Rupture conventionnelle pendant un arrêt maladie : puis-je percevoir les allocations chômage ?

Je suis en arrêt maladie depuis 13 mois avec des indemnités journalières de l'assurance maladies de 47 euros et des indemnités mensuelles de la prévoyance de 1200 euros. En vue d'une prochaine rupture conventionnelle du contrat de travail pendant cet arrêt maladie, est-ce que je peux percevoir une allocation chômage ? Si oui, à quel moment percevrai-je cette allocation ? Quels seront la durée et le montant approximatif de l'allocation, sachant que je suis salarié dans la même société depuis 8 ans, que j'ai 62 ans et que je pourrais bénéficier de la retraite à taux plein qu'à 65 ans.

Réponse de l'expert

La circulaire DGT n°2009-04 du 17 mars 2009 relative à la rupture conventionnelle d’un contrat à durée indéterminée est venu préciser la loi n°2008-596 du 25 juin 2008 qui instaurait ce nouveau type de rupture. En son article 1.2, l’ordonnance précise que la rupture conventionnelle ne peut pas intervenir lorsque le salarié est placé dans une situation de suspension du contrat durant laquelle il bénéficie d’une protection particulière. Des exemples sont donnés tels que le congé maternité ou l’arrêt imputable à un accident de travail mais rien n’est précisé concernant l’arrêt maladie. La jurisprudence n’ayant pas encore tranché, certains service départementaux de l’Inspection du Travail refuse d’homologuer les conventions effectuées durant un arrête maladie alors que d’autres l’acceptent.

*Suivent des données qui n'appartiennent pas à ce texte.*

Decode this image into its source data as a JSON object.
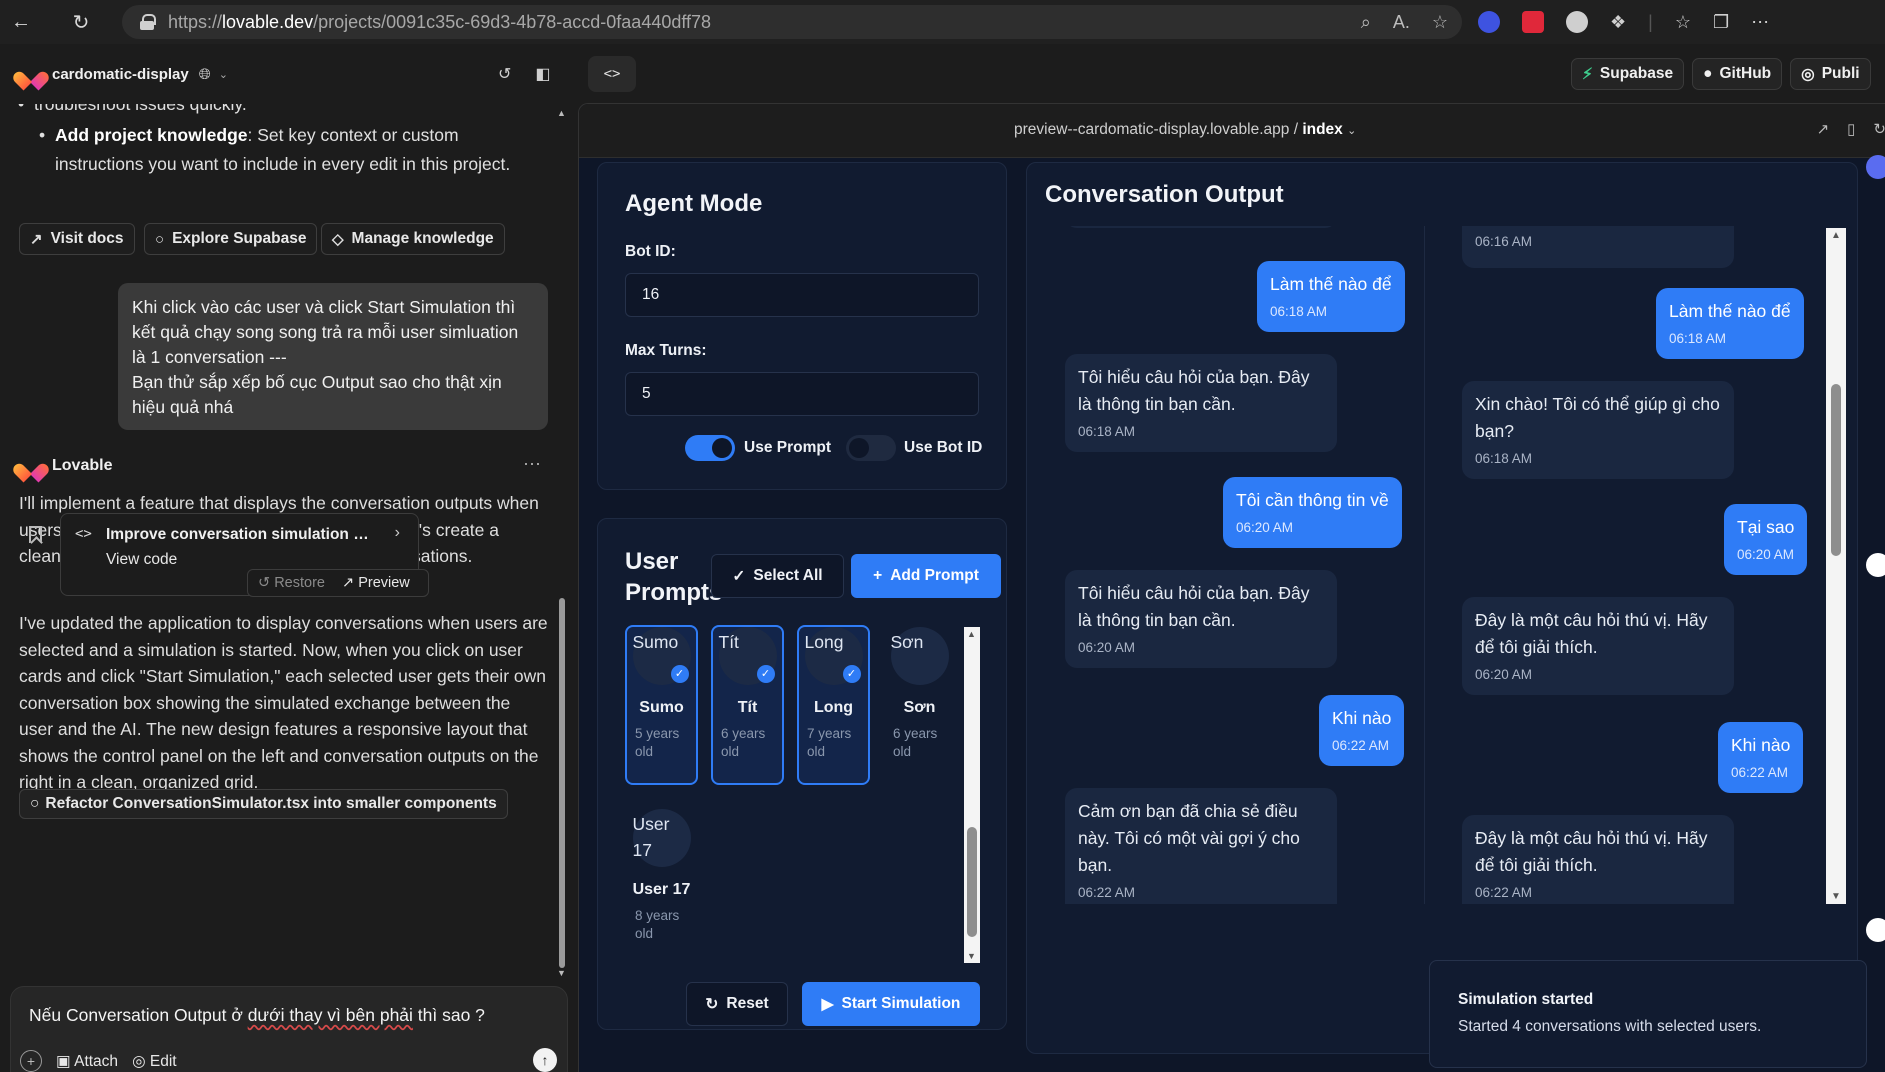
{
  "browser": {
    "url_prefix": "https://",
    "url_host": "lovable.dev",
    "url_path": "/projects/0091c35c-69d3-4b78-accd-0faa440dff78"
  },
  "project": {
    "name": "cardomatic-display"
  },
  "top_right": {
    "supabase": "Supabase",
    "github": "GitHub",
    "publish": "Publi"
  },
  "chat": {
    "bullet_partial": "troubleshoot issues quickly.",
    "bullet_bold": "Add project knowledge",
    "bullet_text": ": Set key context or custom instructions you want to include in every edit in this project.",
    "actions": [
      "Visit docs",
      "Explore Supabase",
      "Manage knowledge"
    ],
    "user_message": "Khi click vào các user và click Start Simulation thì kết quả chạy song song trả ra mỗi user simluation là 1 conversation ---\nBạn thử sắp xếp bố cục Output sao cho thật xịn hiệu quả nhá",
    "assistant_name": "Lovable",
    "ai_intro": "I'll implement a feature that displays the conversation outputs when users are selected and the simulation is started. Let's create a clean, organized layout for displaying these conversations.",
    "code_card": {
      "title": "Improve conversation simulation out...",
      "view": "View code"
    },
    "restore": "Restore",
    "preview": "Preview",
    "ai_summary": "I've updated the application to display conversations when users are selected and a simulation is started. Now, when you click on user cards and click \"Start Simulation,\" each selected user gets their own conversation box showing the simulated exchange between the user and the AI. The new design features a responsive layout that shows the control panel on the left and conversation outputs on the right in a clean, organized grid.",
    "suggestion": "Refactor ConversationSimulator.tsx into smaller components",
    "input_pre": "Nếu Conversation Output ở ",
    "input_err": "dưới thay vì bên phải",
    "input_post": " thì sao ?",
    "attach": "Attach",
    "edit": "Edit"
  },
  "preview_bar": {
    "host": "preview--cardomatic-display.lovable.app",
    "sep": " / ",
    "page": "index"
  },
  "agent": {
    "title": "Agent Mode",
    "bot_id_label": "Bot ID:",
    "bot_id_value": "16",
    "max_turns_label": "Max Turns:",
    "max_turns_value": "5",
    "use_prompt": "Use Prompt",
    "use_prompt_on": true,
    "use_bot_id": "Use Bot ID",
    "use_bot_id_on": false
  },
  "prompts": {
    "title_1": "User",
    "title_2": "Prompts",
    "select_all": "Select All",
    "add_prompt": "Add Prompt",
    "users": [
      {
        "alt": "Sumo",
        "name": "Sumo",
        "age": "5 years old",
        "selected": true
      },
      {
        "alt": "Tít",
        "name": "Tít",
        "age": "6 years old",
        "selected": true
      },
      {
        "alt": "Long",
        "name": "Long",
        "age": "7 years old",
        "selected": true
      },
      {
        "alt": "Sơn",
        "name": "Sơn",
        "age": "6 years old",
        "selected": false
      },
      {
        "alt": "User 17",
        "name": "User 17",
        "age": "8 years old",
        "selected": false
      }
    ],
    "reset": "Reset",
    "start": "Start Simulation"
  },
  "conversation": {
    "title": "Conversation Output",
    "col1": [
      {
        "role": "user",
        "text": "Làm thế nào để",
        "time": "06:18 AM"
      },
      {
        "role": "bot",
        "text": "Tôi hiểu câu hỏi của bạn. Đây là thông tin bạn cần.",
        "time": "06:18 AM"
      },
      {
        "role": "user",
        "text": "Tôi cần thông tin về",
        "time": "06:20 AM"
      },
      {
        "role": "bot",
        "text": "Tôi hiểu câu hỏi của bạn. Đây là thông tin bạn cần.",
        "time": "06:20 AM"
      },
      {
        "role": "user",
        "text": "Khi nào",
        "time": "06:22 AM"
      },
      {
        "role": "bot",
        "text": "Cảm ơn bạn đã chia sẻ điều này. Tôi có một vài gợi ý cho bạn.",
        "time": "06:22 AM"
      }
    ],
    "col2": [
      {
        "role": "bot",
        "text": "",
        "time": "06:16 AM"
      },
      {
        "role": "user",
        "text": "Làm thế nào để",
        "time": "06:18 AM"
      },
      {
        "role": "bot",
        "text": "Xin chào! Tôi có thể giúp gì cho bạn?",
        "time": "06:18 AM"
      },
      {
        "role": "user",
        "text": "Tại sao",
        "time": "06:20 AM"
      },
      {
        "role": "bot",
        "text": "Đây là một câu hỏi thú vị. Hãy để tôi giải thích.",
        "time": "06:20 AM"
      },
      {
        "role": "user",
        "text": "Khi nào",
        "time": "06:22 AM"
      },
      {
        "role": "bot",
        "text": "Đây là một câu hỏi thú vị. Hãy để tôi giải thích.",
        "time": "06:22 AM"
      }
    ]
  },
  "toast": {
    "title": "Simulation started",
    "desc": "Started 4 conversations with selected users."
  },
  "colors": {
    "accent": "#2f7cf6",
    "panel": "#111b30",
    "background": "#0e1628"
  }
}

Si la rupture conventionnelle est homologuée par l’Inspection du Travail, elle ouvre droit aux indemnités chômage. Cependant si l’arrêt maladie perdure au delà de la fin du contrat, le demandeur d’emploi est indemnisée par l’assurance maladie aux mêmes conditions que lorsqu’il était salarié et non par l’allocation chômage. Les allocations journalières de maladie sont versées durant un an maximum à compter de la rupture du contrat sur les mêmes bases que durant la période précédant la rupture.

Lors de la rupture d’un contrat de travail, un délai de carence est, de toute manière applicable avant de bénéficier des indemnités chômage. Celui-ci varie fonction des situations. Un premier délai de carence de base de 7 jours commençant le lendemain de la fin du contrat de travail est toujours appliqué. A ces 7 jours, il faut ajouter les jours de congés qui ont été payés avec le solde de tout compte (ceux qui n’ont pas été pris). Le nombre total de jours ainsi payé repousse d'autant le versement des premières indemnités. Par ailleurs, les indemnités de départ conventionnelles (autres que celles prévues par le Code du Travail ou la Convention collectives) sont ajoutées au délai. Pour connaître le nombre de jours de carence liés à ces indemnités, il convient de diviser le montant perçu (hors dispositions légales) par le salaire journalier de référence. L'administration limite à 75 le nombre de jours ainsi ajoutés.

Une fois, l’arrêt maladie terminé, le salarié privé d’emploi peut percevoir un revenu de remplacement dénommé «allocation de retour à l’emploi» (ARE) dont la durée de versement varie en fonction de la durée d’affiliation et de l’âge de l’intéressé . Pour une personne âgée de 50 ans ou plus ayant travaillé au moins 821 jours ou 4095 heures au cours des 36 derniers mois (périodes de suspension de contrat de travail comprises en vertu de la Circulaire Unedic 2009-10 du 22 avril 2009), l’indemnisation a lieu durant 1095 jours.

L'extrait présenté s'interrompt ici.